Ballykelly
- Founded:: 1953
- County:: Kildare
- Colours:: Maroon and White
- Grounds:: Highbridge, Ballykelly, Lackagh, County Kildare
- Coordinates:: 53°09′25″N 7°03′11″W﻿ / ﻿53.157°N 7.053°W

Playing kits
| Standard colours |

= Ballykelly GFC =

Gaelic games club in County Kildare, Ireland

Ballykelly Gaelic Football Club is a Gaelic football based Gaelic Athletic Association (GAA) club in County Kildare, Ireland, north of Monasterevin. They field teams from U6 to senior in both ladies' and men's football.

==History==

===Football Club===

The present-day club was founded in 1953, and immediately began fundraising and training in Banderra.

===Ladies' Football===
The Ballykelly girls' Under 14 team was registered in the spring of 1994 and contained 21 players. In 1997, after a few years of success, Ballykelly and Athgarvan GAA arranged to have players represent both teams.

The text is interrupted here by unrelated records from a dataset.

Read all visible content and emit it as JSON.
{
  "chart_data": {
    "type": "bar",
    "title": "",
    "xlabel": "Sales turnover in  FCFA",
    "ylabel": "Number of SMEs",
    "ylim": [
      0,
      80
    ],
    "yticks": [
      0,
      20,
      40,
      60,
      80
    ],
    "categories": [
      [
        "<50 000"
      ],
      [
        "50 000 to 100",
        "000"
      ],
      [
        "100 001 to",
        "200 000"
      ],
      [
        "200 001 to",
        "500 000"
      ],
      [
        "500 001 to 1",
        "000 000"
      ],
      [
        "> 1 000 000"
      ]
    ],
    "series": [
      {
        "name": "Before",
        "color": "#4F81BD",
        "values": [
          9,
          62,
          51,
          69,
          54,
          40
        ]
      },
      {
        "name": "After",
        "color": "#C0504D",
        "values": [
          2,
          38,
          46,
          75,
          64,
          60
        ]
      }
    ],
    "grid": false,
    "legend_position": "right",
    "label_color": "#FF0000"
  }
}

In 1999 saw the formation of an Under 12 team and the reformation of the Under 14 team; in 2001 a Senior Ladies' team was formed.

==Grounds==
The club purchased its first pitch in 1982 next to the Highbridge. The pitch and club rooms were opened on 16 October 1983 by Hugh Campion, former chairman of Kildare County Board. The facilities were updated after that with the addition of new dressing rooms and showers.

In 2005 the club purchased 17 acre in the townland of Ballykelly. This new development was completed and officially opened on 16 May 2010. The facility was named as Kildare "Grounds of the Year" for 2010.

==Honours==
- Kildare Intermediate Football Championship Winners (3) 1955, 1960, 1975
- Kildare Junior Football Championship: Winners (2) 1974, 2007

==Bibliography==
- Kildare GAA: A Centenary History, by Eoghan Corry, CLG Chill Dara, 1984, ISBN 0-9509370-0-2 hb ISBN 0-9509370-1-0 pb
- Kildare GAA yearbook, 1972, 1974, 1978, 1979, 1980 and 2000- in sequence especially the Millennium yearbook of 2000
- Soaring Sliothars: Centenary of Kildare Camogie 1904–2004 by Joan O'Flynn Kildare County Camogie Board.